木村元彦「オシムの言葉【増補改訂版】」を読みました
もしもの話に意味は無いけれどロマンがある
スポーツの世界において、たらればの話には意味がないなんてことがよく言われます。日本サッカーがプロ化されてから早23年。その短い日本サッカーの歴史においても数多くのそれが存在します。

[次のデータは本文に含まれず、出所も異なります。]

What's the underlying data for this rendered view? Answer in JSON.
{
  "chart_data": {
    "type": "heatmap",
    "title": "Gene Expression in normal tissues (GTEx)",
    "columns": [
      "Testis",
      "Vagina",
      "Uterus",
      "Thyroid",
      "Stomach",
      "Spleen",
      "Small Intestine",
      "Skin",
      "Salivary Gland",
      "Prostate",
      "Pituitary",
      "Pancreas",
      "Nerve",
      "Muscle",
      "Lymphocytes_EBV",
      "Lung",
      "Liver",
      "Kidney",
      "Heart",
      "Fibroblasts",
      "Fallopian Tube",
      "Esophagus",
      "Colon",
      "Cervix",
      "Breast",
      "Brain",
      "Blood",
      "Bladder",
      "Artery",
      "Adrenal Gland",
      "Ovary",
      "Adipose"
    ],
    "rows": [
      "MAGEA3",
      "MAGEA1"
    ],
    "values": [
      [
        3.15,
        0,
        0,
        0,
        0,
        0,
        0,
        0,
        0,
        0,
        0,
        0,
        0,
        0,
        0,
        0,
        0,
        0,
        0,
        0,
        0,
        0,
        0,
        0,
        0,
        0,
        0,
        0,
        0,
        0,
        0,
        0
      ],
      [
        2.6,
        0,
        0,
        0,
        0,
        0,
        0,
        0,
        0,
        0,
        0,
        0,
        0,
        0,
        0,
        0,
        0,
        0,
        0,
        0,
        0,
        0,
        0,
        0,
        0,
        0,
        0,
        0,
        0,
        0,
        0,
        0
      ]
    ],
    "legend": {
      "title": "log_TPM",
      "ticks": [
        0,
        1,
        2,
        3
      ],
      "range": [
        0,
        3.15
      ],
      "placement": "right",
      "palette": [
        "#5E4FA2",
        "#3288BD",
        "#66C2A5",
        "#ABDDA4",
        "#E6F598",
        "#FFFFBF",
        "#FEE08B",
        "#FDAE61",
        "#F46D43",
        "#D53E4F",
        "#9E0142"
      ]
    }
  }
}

そんなロマンあふれる仮定の話にもうひとつ加えたいものが僕にはあります。
- もしもイビツァ・オシムが病に倒れていなかったら
イビツァ・オシムについて
イビツァ・オシムは、1941年生まれのボスニア・ヘルツェゴビナ(旧ユーゴスラビア)のサラエヴォ出身のサッカー指導者です。日本においてはジェフ市原を2003年から指導し、2005年にはナビスコカップを制覇。弱小チームに初帝冠をもたらし、当時の日本サッカー界を震撼させた伝説のサッカー監督です。サッカーに馴染みの薄い方には2006年から務めた日本代表の監督としてのイメージの方が強いかもしれません。2007年に脳梗塞で倒れるまでの短い期間で日本サッカー界にもたらした影響は計り知れないものがあります。今なお、Numberなどの雑誌が彼の言葉を求め取材を続けることからも、オシムの放つ言葉の重さが感じ取れるのではないでしょうか。
イタリアワールドカップ ユーゴスラビア代表
サッカーファンであれば、1990年イタリアワールドカップの決勝トーナメント一回戦でドラガン・ストイコビッチが決めたこの美しいゴールをご覧になったことがあるでしょう。のちにACミランで10番を背負うデヤン・サビチェビッチ、ロベルト・ヤルニ、ロベルト・プロシネチキなどのタレントを有し「東欧のブラジル」と呼ばれたユーゴスラビア代表は、直接フリーキックも決め2得点を奪ったピクシーの活躍もあり強豪スペイン代表に勝利するも、続く準々決勝ではマラドーナ率いるアルゼンチン代表にPK戦の末敗退しました。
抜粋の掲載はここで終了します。